Nikolaus’s arm curls a little tighter around my waist. “Go higher if you need to. I’d rather take the loss than get caught holding a dead drop. I want a buffer for the next two cycles, and a double-check on every transit between here and the Delaware line. Is that doable?”
Constantine turns the tablet toward him, showing a string of numbers in pale blue columns. “I’ll need to use some cash reserves. We’ve already fronted most of the float for April.”
“Do it,” Nikolaus says, pressing his thumb against my lower lip until I open for the next spoonful. “Take whatever you need from the discretionary. If we lose this run, it puts a target on our backs. You know the rest.”
Constantine nods, eyes flicking at me for the barest second before returning to his screen. “Is there anything else I should know about before I call Franco?”
“Not now,” Nikolaus replies, a finality in his tone that makes Constantine set down the tablet. “We’ll circle back tomorrow. Today I need to focus on Charlie.”
“Understood,” Constantine says, and leaves without another word.
Later, after dinner, when Nikolaus brings me back up to my room, I’m not feeling as little as I had been earlier in the day, so as Nikolaus is sitting in the big rocking chair, watching me paint a farm with watercolors, I decide to be brave.
I look up from the muddy green field I’m trying to paint—the cows are weirdly lopsided, and the barn’s roof keeps bleeding into the sky—and find him smiling at me like I’m the only thing worth watching in the room. It makes my face get hot, so I look back down at the page.

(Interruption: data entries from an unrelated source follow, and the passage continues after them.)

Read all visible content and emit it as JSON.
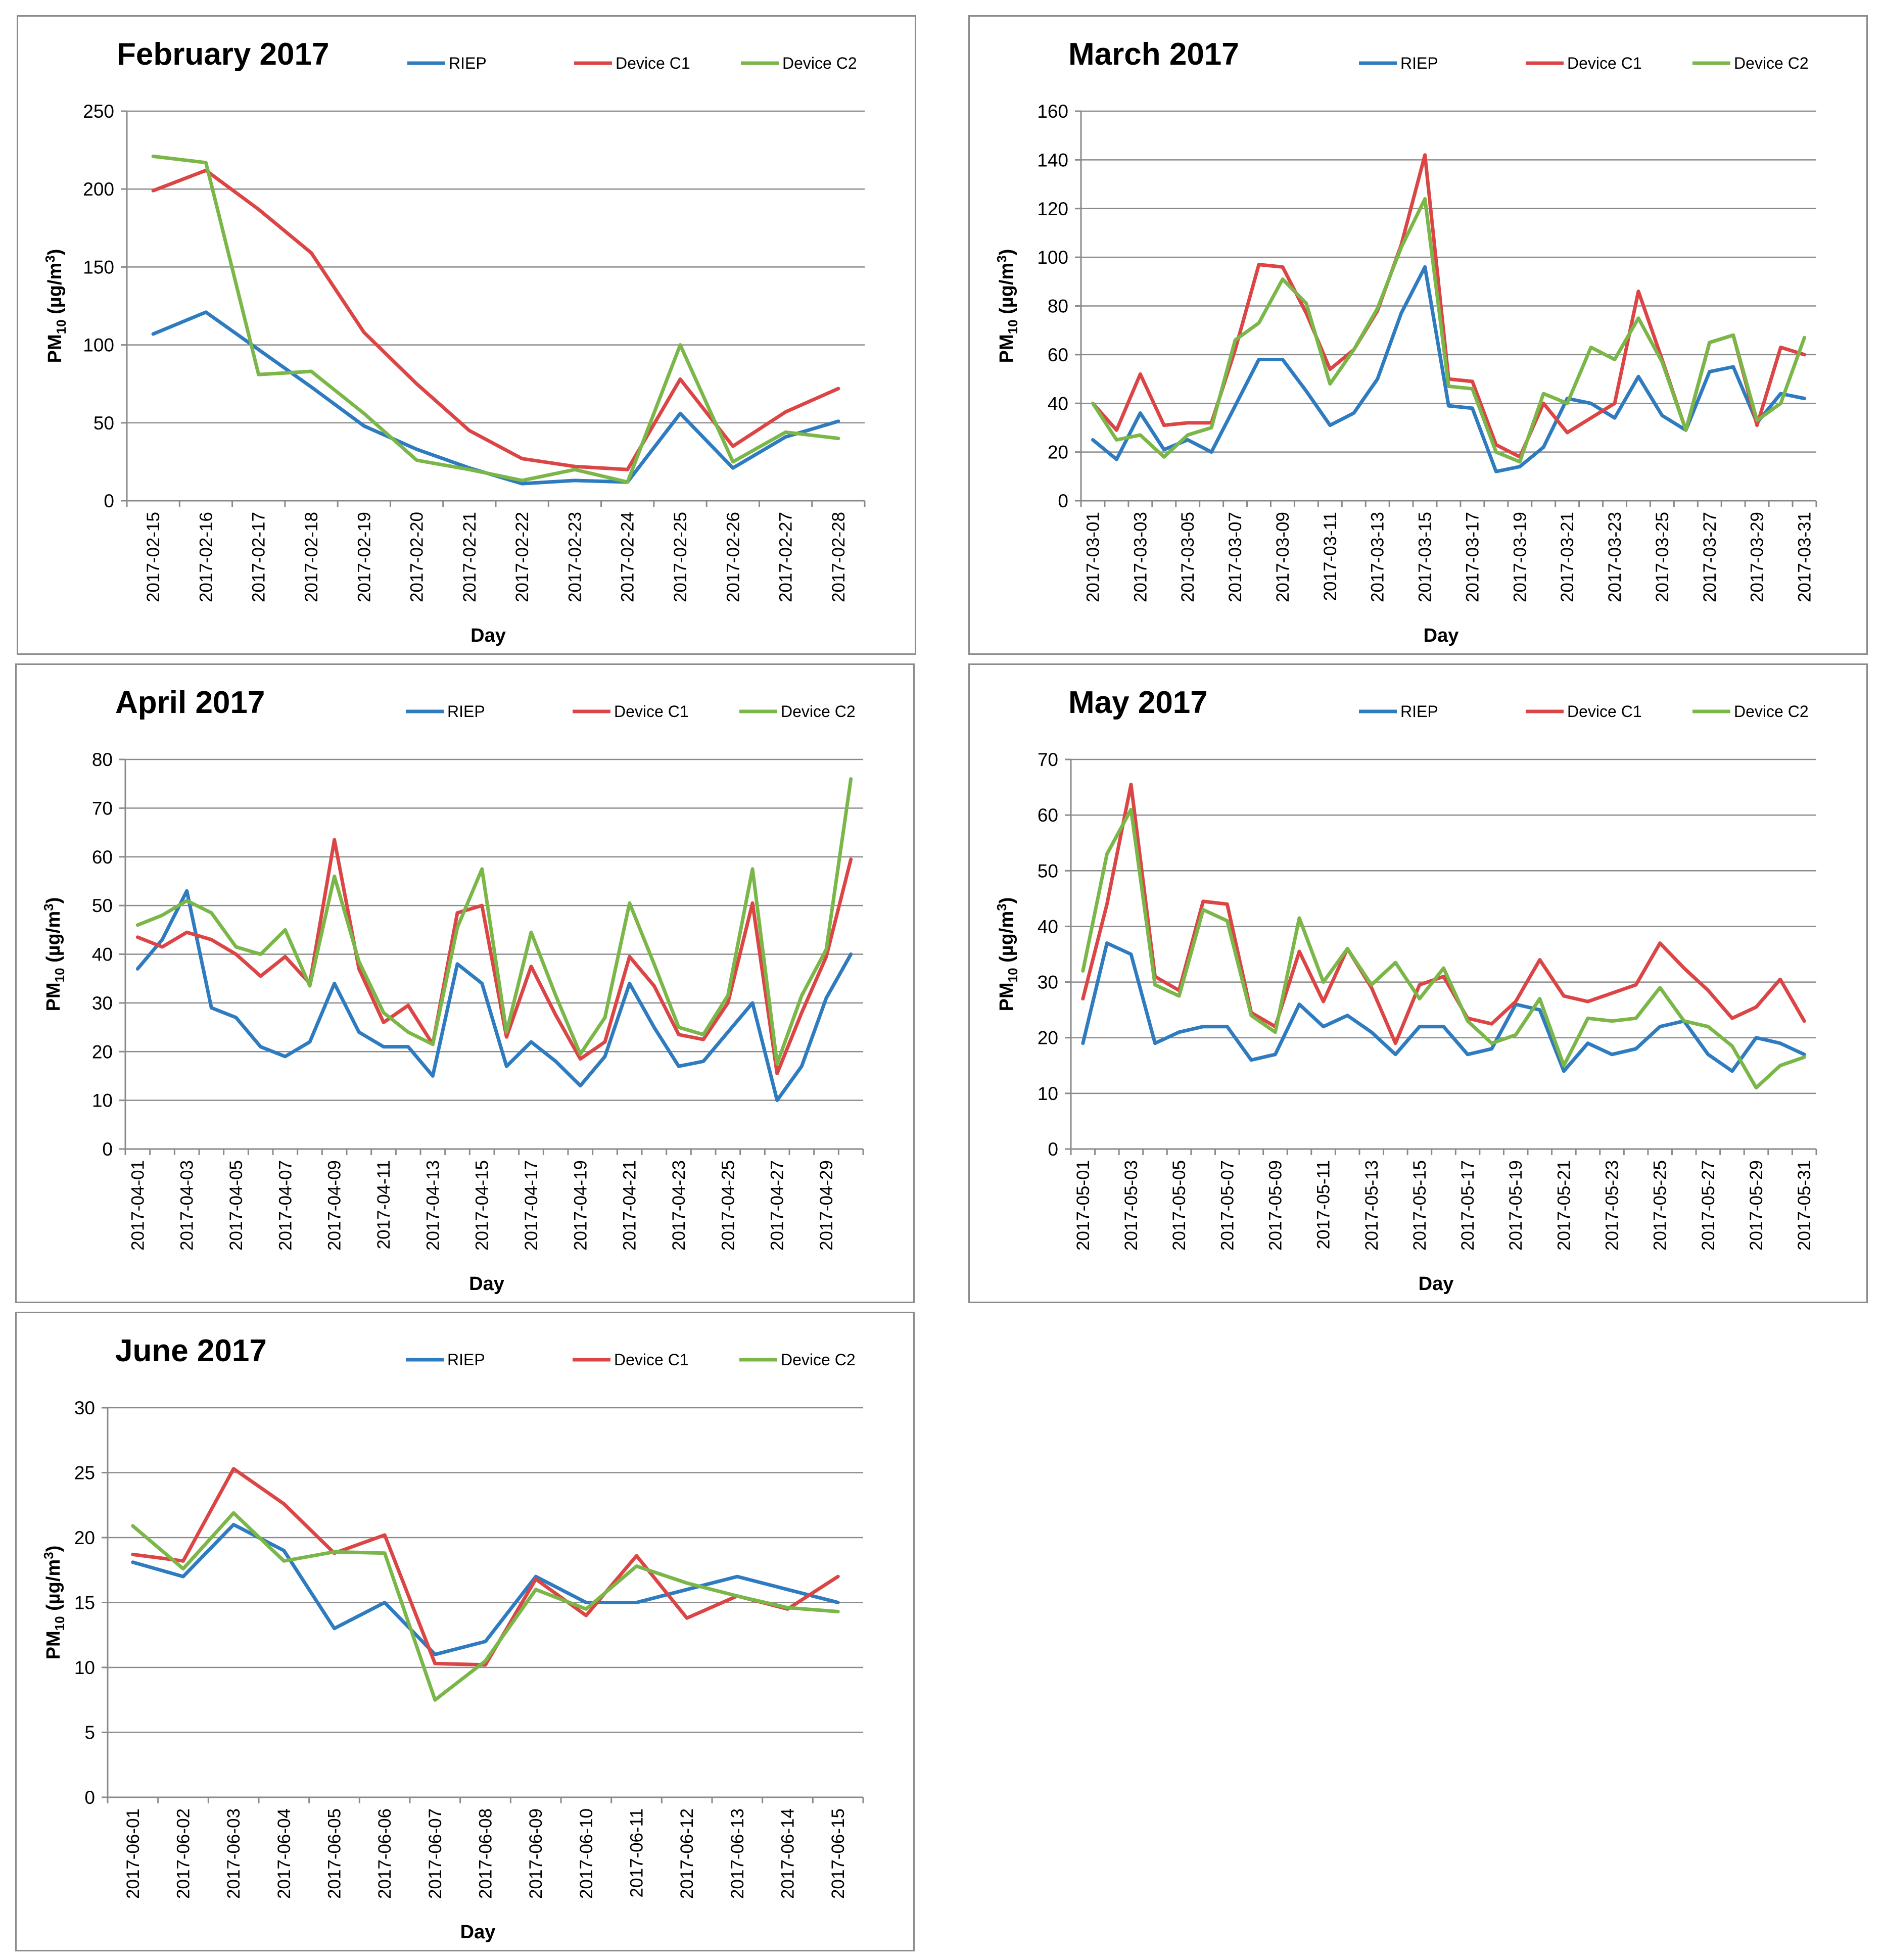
{
  "legend_labels": [
    "RIEP",
    "Device C1",
    "Device C2"
  ],
  "colors": {
    "RIEP": "#2e7bbf",
    "Device C1": "#dc4545",
    "Device C2": "#7ab648"
  },
  "chart_data": [
    {
      "type": "line",
      "title": "February 2017",
      "xlabel": "Day",
      "ylabel_main": "PM",
      "ylabel_sub": "10",
      "ylabel_unit": " (µg/m",
      "ylabel_sup": "3",
      "ylabel_end": ")",
      "ylim": [
        0,
        250
      ],
      "yticks": [
        0,
        50,
        100,
        150,
        200,
        250
      ],
      "x": [
        "2017-02-15",
        "2017-02-16",
        "2017-02-17",
        "2017-02-18",
        "2017-02-19",
        "2017-02-20",
        "2017-02-21",
        "2017-02-22",
        "2017-02-23",
        "2017-02-24",
        "2017-02-25",
        "2017-02-26",
        "2017-02-27",
        "2017-02-28"
      ],
      "series": [
        {
          "name": "RIEP",
          "values": [
            107,
            121,
            97,
            73,
            48,
            33,
            21,
            11,
            13,
            12,
            56,
            21,
            41,
            51
          ]
        },
        {
          "name": "Device C1",
          "values": [
            199,
            212,
            187,
            159,
            108,
            75,
            45,
            27,
            22,
            20,
            78,
            35,
            57,
            72
          ]
        },
        {
          "name": "Device C2",
          "values": [
            221,
            217,
            81,
            83,
            56,
            26,
            20,
            13,
            20,
            12,
            100,
            25,
            44,
            40
          ]
        }
      ]
    },
    {
      "type": "line",
      "title": "March 2017",
      "xlabel": "Day",
      "ylabel_main": "PM",
      "ylabel_sub": "10",
      "ylabel_unit": " (µg/m",
      "ylabel_sup": "3",
      "ylabel_end": ")",
      "ylim": [
        0,
        160
      ],
      "yticks": [
        0,
        20,
        40,
        60,
        80,
        100,
        120,
        140,
        160
      ],
      "x": [
        "2017-03-01",
        "2017-03-02",
        "2017-03-03",
        "2017-03-04",
        "2017-03-05",
        "2017-03-06",
        "2017-03-07",
        "2017-03-08",
        "2017-03-09",
        "2017-03-10",
        "2017-03-11",
        "2017-03-12",
        "2017-03-13",
        "2017-03-14",
        "2017-03-15",
        "2017-03-16",
        "2017-03-17",
        "2017-03-18",
        "2017-03-19",
        "2017-03-20",
        "2017-03-21",
        "2017-03-22",
        "2017-03-23",
        "2017-03-24",
        "2017-03-25",
        "2017-03-26",
        "2017-03-27",
        "2017-03-28",
        "2017-03-29",
        "2017-03-30",
        "2017-03-31"
      ],
      "xtick_labels": [
        "2017-03-01",
        "",
        "2017-03-03",
        "",
        "2017-03-05",
        "",
        "2017-03-07",
        "",
        "2017-03-09",
        "",
        "2017-03-11",
        "",
        "2017-03-13",
        "",
        "2017-03-15",
        "",
        "2017-03-17",
        "",
        "2017-03-19",
        "",
        "2017-03-21",
        "",
        "2017-03-23",
        "",
        "2017-03-25",
        "",
        "2017-03-27",
        "",
        "2017-03-29",
        "",
        "2017-03-31"
      ],
      "series": [
        {
          "name": "RIEP",
          "values": [
            25,
            17,
            36,
            21,
            25,
            20,
            39,
            58,
            58,
            45,
            31,
            36,
            50,
            77,
            96,
            39,
            38,
            12,
            14,
            22,
            42,
            40,
            34,
            51,
            35,
            29,
            53,
            55,
            32,
            44,
            42
          ]
        },
        {
          "name": "Device C1",
          "values": [
            40,
            29,
            52,
            31,
            32,
            32,
            62,
            97,
            96,
            77,
            54,
            62,
            78,
            105,
            142,
            50,
            49,
            23,
            18,
            40,
            28,
            34,
            40,
            86,
            58,
            29,
            65,
            68,
            31,
            63,
            60
          ]
        },
        {
          "name": "Device C2",
          "values": [
            40,
            25,
            27,
            18,
            27,
            30,
            66,
            73,
            91,
            81,
            48,
            62,
            79,
            104,
            124,
            47,
            46,
            20,
            16,
            44,
            40,
            63,
            58,
            75,
            57,
            29,
            65,
            68,
            33,
            40,
            67
          ]
        }
      ]
    },
    {
      "type": "line",
      "title": "April 2017",
      "xlabel": "Day",
      "ylabel_main": "PM",
      "ylabel_sub": "10",
      "ylabel_unit": " (µg/m",
      "ylabel_sup": "3",
      "ylabel_end": ")",
      "ylim": [
        0,
        80
      ],
      "yticks": [
        0,
        10,
        20,
        30,
        40,
        50,
        60,
        70,
        80
      ],
      "x": [
        "2017-04-01",
        "2017-04-02",
        "2017-04-03",
        "2017-04-04",
        "2017-04-05",
        "2017-04-06",
        "2017-04-07",
        "2017-04-08",
        "2017-04-09",
        "2017-04-10",
        "2017-04-11",
        "2017-04-12",
        "2017-04-13",
        "2017-04-14",
        "2017-04-15",
        "2017-04-16",
        "2017-04-17",
        "2017-04-18",
        "2017-04-19",
        "2017-04-20",
        "2017-04-21",
        "2017-04-22",
        "2017-04-23",
        "2017-04-24",
        "2017-04-25",
        "2017-04-26",
        "2017-04-27",
        "2017-04-28",
        "2017-04-29",
        "2017-04-30"
      ],
      "xtick_labels": [
        "2017-04-01",
        "",
        "2017-04-03",
        "",
        "2017-04-05",
        "",
        "2017-04-07",
        "",
        "2017-04-09",
        "",
        "2017-04-11",
        "",
        "2017-04-13",
        "",
        "2017-04-15",
        "",
        "2017-04-17",
        "",
        "2017-04-19",
        "",
        "2017-04-21",
        "",
        "2017-04-23",
        "",
        "2017-04-25",
        "",
        "2017-04-27",
        "",
        "2017-04-29",
        ""
      ],
      "series": [
        {
          "name": "RIEP",
          "values": [
            37,
            43,
            53,
            29,
            27,
            21,
            19,
            22,
            34,
            24,
            21,
            21,
            15,
            38,
            34,
            17,
            22,
            18,
            13,
            19,
            34,
            25,
            17,
            18,
            24,
            30,
            10,
            17,
            31,
            40
          ]
        },
        {
          "name": "Device C1",
          "values": [
            43.5,
            41.5,
            44.5,
            43,
            40,
            35.5,
            39.5,
            34,
            63.5,
            37,
            26,
            29.5,
            21.5,
            48.5,
            50,
            23,
            37.5,
            27.5,
            18.5,
            22,
            39.5,
            33.5,
            23.5,
            22.5,
            30,
            50.5,
            15.5,
            28,
            39.5,
            59.5
          ]
        },
        {
          "name": "Device C2",
          "values": [
            46,
            48,
            51,
            48.5,
            41.5,
            40,
            45,
            33.5,
            56,
            38.5,
            28,
            24,
            21.5,
            45.5,
            57.5,
            24,
            44.5,
            31.5,
            19.5,
            27,
            50.5,
            38,
            25,
            23.5,
            31.5,
            57.5,
            17.5,
            31.5,
            41,
            76
          ]
        }
      ]
    },
    {
      "type": "line",
      "title": "May 2017",
      "xlabel": "Day",
      "ylabel_main": "PM",
      "ylabel_sub": "10",
      "ylabel_unit": " (µg/m",
      "ylabel_sup": "3",
      "ylabel_end": ")",
      "ylim": [
        0,
        70
      ],
      "yticks": [
        0,
        10,
        20,
        30,
        40,
        50,
        60,
        70
      ],
      "x": [
        "2017-05-01",
        "2017-05-02",
        "2017-05-03",
        "2017-05-04",
        "2017-05-05",
        "2017-05-06",
        "2017-05-07",
        "2017-05-08",
        "2017-05-09",
        "2017-05-10",
        "2017-05-11",
        "2017-05-12",
        "2017-05-13",
        "2017-05-14",
        "2017-05-15",
        "2017-05-16",
        "2017-05-17",
        "2017-05-18",
        "2017-05-19",
        "2017-05-20",
        "2017-05-21",
        "2017-05-22",
        "2017-05-23",
        "2017-05-24",
        "2017-05-25",
        "2017-05-26",
        "2017-05-27",
        "2017-05-28",
        "2017-05-29",
        "2017-05-30",
        "2017-05-31"
      ],
      "xtick_labels": [
        "2017-05-01",
        "",
        "2017-05-03",
        "",
        "2017-05-05",
        "",
        "2017-05-07",
        "",
        "2017-05-09",
        "",
        "2017-05-11",
        "",
        "2017-05-13",
        "",
        "2017-05-15",
        "",
        "2017-05-17",
        "",
        "2017-05-19",
        "",
        "2017-05-21",
        "",
        "2017-05-23",
        "",
        "2017-05-25",
        "",
        "2017-05-27",
        "",
        "2017-05-29",
        "",
        "2017-05-31"
      ],
      "series": [
        {
          "name": "RIEP",
          "values": [
            19,
            37,
            35,
            19,
            21,
            22,
            22,
            16,
            17,
            26,
            22,
            24,
            21,
            17,
            22,
            22,
            17,
            18,
            26,
            25,
            14,
            19,
            17,
            18,
            22,
            23,
            17,
            14,
            20,
            19,
            17
          ]
        },
        {
          "name": "Device C1",
          "values": [
            27,
            44,
            65.5,
            31,
            28.5,
            44.5,
            44,
            24.5,
            22,
            35.5,
            26.5,
            36,
            29,
            19,
            29.5,
            31,
            23.5,
            22.5,
            26.5,
            34,
            27.5,
            26.5,
            28,
            29.5,
            37,
            32.5,
            28.5,
            23.5,
            25.5,
            30.5,
            23
          ]
        },
        {
          "name": "Device C2",
          "values": [
            32,
            53,
            61,
            29.5,
            27.5,
            43,
            41,
            24,
            21,
            41.5,
            30,
            36,
            29.5,
            33.5,
            27,
            32.5,
            23,
            19,
            20.5,
            27,
            15,
            23.5,
            23,
            23.5,
            29,
            23,
            22,
            18.5,
            11,
            15,
            16.5
          ]
        }
      ]
    },
    {
      "type": "line",
      "title": "June 2017",
      "xlabel": "Day",
      "ylabel_main": "PM",
      "ylabel_sub": "10",
      "ylabel_unit": " (µg/m",
      "ylabel_sup": "3",
      "ylabel_end": ")",
      "ylim": [
        0,
        30
      ],
      "yticks": [
        0,
        5,
        10,
        15,
        20,
        25,
        30
      ],
      "x": [
        "2017-06-01",
        "2017-06-02",
        "2017-06-03",
        "2017-06-04",
        "2017-06-05",
        "2017-06-06",
        "2017-06-07",
        "2017-06-08",
        "2017-06-09",
        "2017-06-10",
        "2017-06-11",
        "2017-06-12",
        "2017-06-13",
        "2017-06-14",
        "2017-06-15"
      ],
      "series": [
        {
          "name": "RIEP",
          "values": [
            18.1,
            17,
            21,
            19,
            13,
            15,
            11,
            12,
            17,
            15,
            15,
            16,
            17,
            16,
            15
          ]
        },
        {
          "name": "Device C1",
          "values": [
            18.7,
            18.2,
            25.3,
            22.6,
            18.8,
            20.2,
            10.3,
            10.2,
            16.8,
            14,
            18.6,
            13.8,
            15.5,
            14.5,
            17
          ]
        },
        {
          "name": "Device C2",
          "values": [
            20.9,
            17.6,
            21.9,
            18.2,
            18.9,
            18.8,
            7.5,
            10.5,
            16,
            14.5,
            17.8,
            16.5,
            15.5,
            14.6,
            14.3
          ]
        }
      ]
    }
  ]
}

“Can I um… ask you something?”
Nikolaus’s head tilts. “Anything, sweetheart.”
I rinse my brush in the water jar, watching the color swirl out. “What language were you speaking? With the men at the hotel.” I remember the sharp edges of it, the way the syllables snapped together—nothing like the round, relaxed English he used with me.
“Greek,” he says, with a hint of surprise that I noticed.
“Oh.” I let the brush fall to the table and pick at a frayed bit of paper towel. “Are you Greek?”
He laughs warmly. “I am. My parents moved here when I was very young. My mother didn’t want me to lose the language, so we spoke it a lot at home.” There’s a softening in his face as he says it.
“You must be really good at languages. I mean, you speak English like you were born here.”
He shrugs, but there’s something pleased in his eyes. “I liked school. I liked learning to sound like everyone else.” He watches me smudge the sky into the barn roof. “But I never lost the accent, not completely. I can hear it, anyway.”
A flush starts in my face, and I can’t tell if I’m embarrassed for asking or for liking the way he talks. “It’s not bad. I mean— I like it. You sound… warm. Like you’d be good at telling bedtime stories.”
His head tips back, and he actually laughs, a real laugh that fills the whole room. “My baby is a flatterer.” Then, softer, he says, “I could read to you, if you’d like. In Greek, or English.” My hands twist the paper towel into a little damp cord.
“Would you?” The words come out small, and when I look up, he’s already smiling at me.
“Of course, sweetheart.” His voice is gentle, but there’s an edge in it, a tease. “You just have to tell me what kind of story you want.”
I can’t think of a single answer, so I duck my head and start painting bright orange lines for the sun, pretending I meant to smudge it all along. “Maybe later? I can’t think of anything right now.”
“Later it is, then.”
A few minutes pass before I set down my brush and ask, “Can you say something in Greek? Not like a story, just something short?”
Nikolaus’s eyes spark, and he straightens a little in the rocker, like this is the easiest thing I’ve ever asked of him.
“What should I say?” he murmurs, but it sounds mostly like a question for himself.
Then, after a second, he says, “Come here,” in English, but with a little hitch at the end, a cue, and I don’t realize he means it literally until he pats his lap.